David Lloyd valorisé à 2,3 milliards de livres : ce que le private equity dit vraiment du secteur fitness
TDR Capital explore la création d'un continuation fund à 2,3 milliards de livres sterling pour transférer sa participation dans David Lloyd Leisure vers un nouveau véhicule d'investissement, tout en attirant de nouveaux capitaux. Une vente directe à un autre fonds de private equity reste aussi sur la table. C'est le Financial Times qui a révélé l'information, et depuis, le secteur fitness pro observe la situation de très près.

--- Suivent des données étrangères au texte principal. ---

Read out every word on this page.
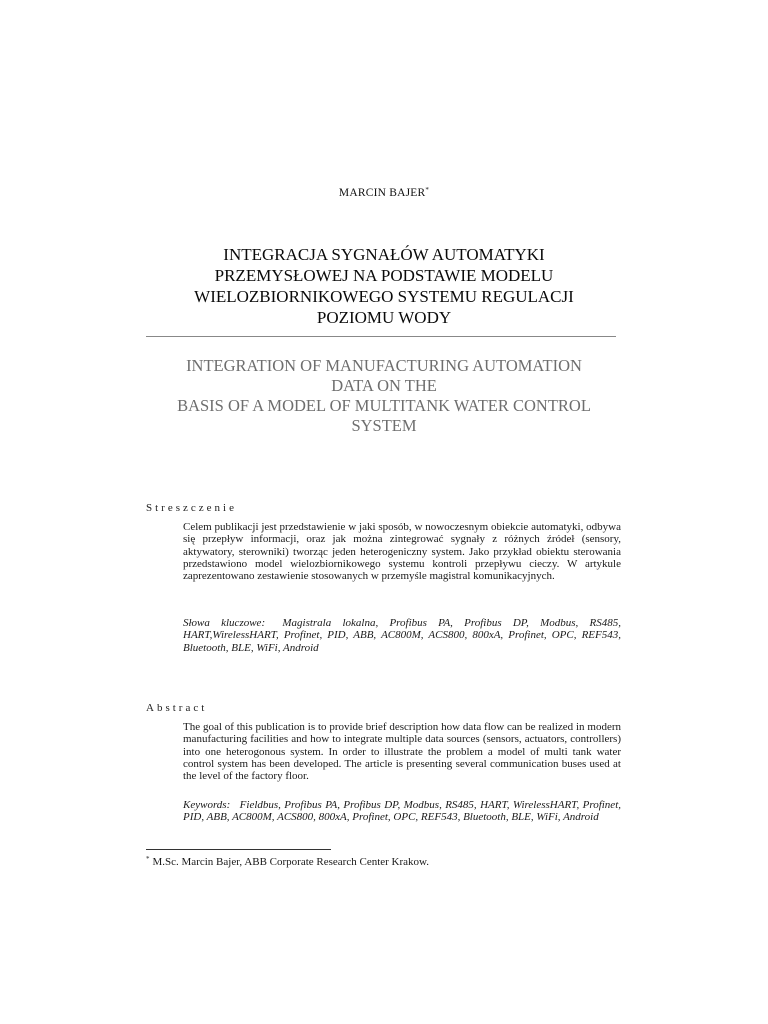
MARCIN BAJER*
INTEGRACJA SYGNAŁÓW AUTOMATYKI
PRZEMYSŁOWEJ NA PODSTAWIE MODELU
WIELOZBIORNIKOWEGO SYSTEMU REGULACJI
POZIOMU WODY
INTEGRATION OF MANUFACTURING AUTOMATION
DATA ON THE
BASIS OF A MODEL OF MULTITANK WATER CONTROL
SYSTEM
Streszczenie
Celem publikacji jest przedstawienie w jaki sposób, w nowoczesnym obiekcie automatyki, odbywa się przepływ informacji, oraz jak można zintegrować sygnały z różnych źródeł (sensory, aktywatory, sterowniki) tworząc jeden heterogeniczny system. Jako przykład obiektu sterowania przedstawiono model wielozbiornikowego systemu kontroli przepływu cieczy. W artykule zaprezentowano zestawienie stosowanych w przemyśle magistral komunikacyjnych.
Słowa kluczowe: Magistrala lokalna, Profibus PA, Profibus DP, Modbus, RS485, HART,WirelessHART, Profinet, PID, ABB, AC800M, ACS800, 800xA, Profinet, OPC, REF543, Bluetooth, BLE, WiFi, Android
Abstract
The goal of this publication is to provide brief description how data flow can be realized in modern manufacturing facilities and how to integrate multiple data sources (sensors, actuators, controllers) into one heterogonous system. In order to illustrate the problem a model of multi tank water control system has been developed. The article is presenting several communication buses used at the level of the factory floor.
Keywords: Fieldbus, Profibus PA, Profibus DP, Modbus, RS485, HART, WirelessHART, Profinet, PID, ABB, AC800M, ACS800, 800xA, Profinet, OPC, REF543, Bluetooth, BLE, WiFi, Android
* M.Sc. Marcin Bajer, ABB Corporate Research Center Krakow.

Bah en fait, ce mouvement dit beaucoup plus sur l'état du marché que sur David Lloyd lui-même. Pour tout opérateur qui réfléchit à sa croissance, à une acquisition ou à une sortie dans les trois prochaines années, c'est un cas d'école à décortiquer sérieusement.
Des chiffres qui confirment la solidité du premium
Commençons par les résultats opérationnels : David Lloyd a enregistré une hausse de 33 % de son EBITDA ajusté à 231 millions de livres en 2024, accompagnée d'une croissance de 4 % de ses effectifs membres. C'est du solide, et ça valide une thèse que beaucoup défendent depuis quelques années.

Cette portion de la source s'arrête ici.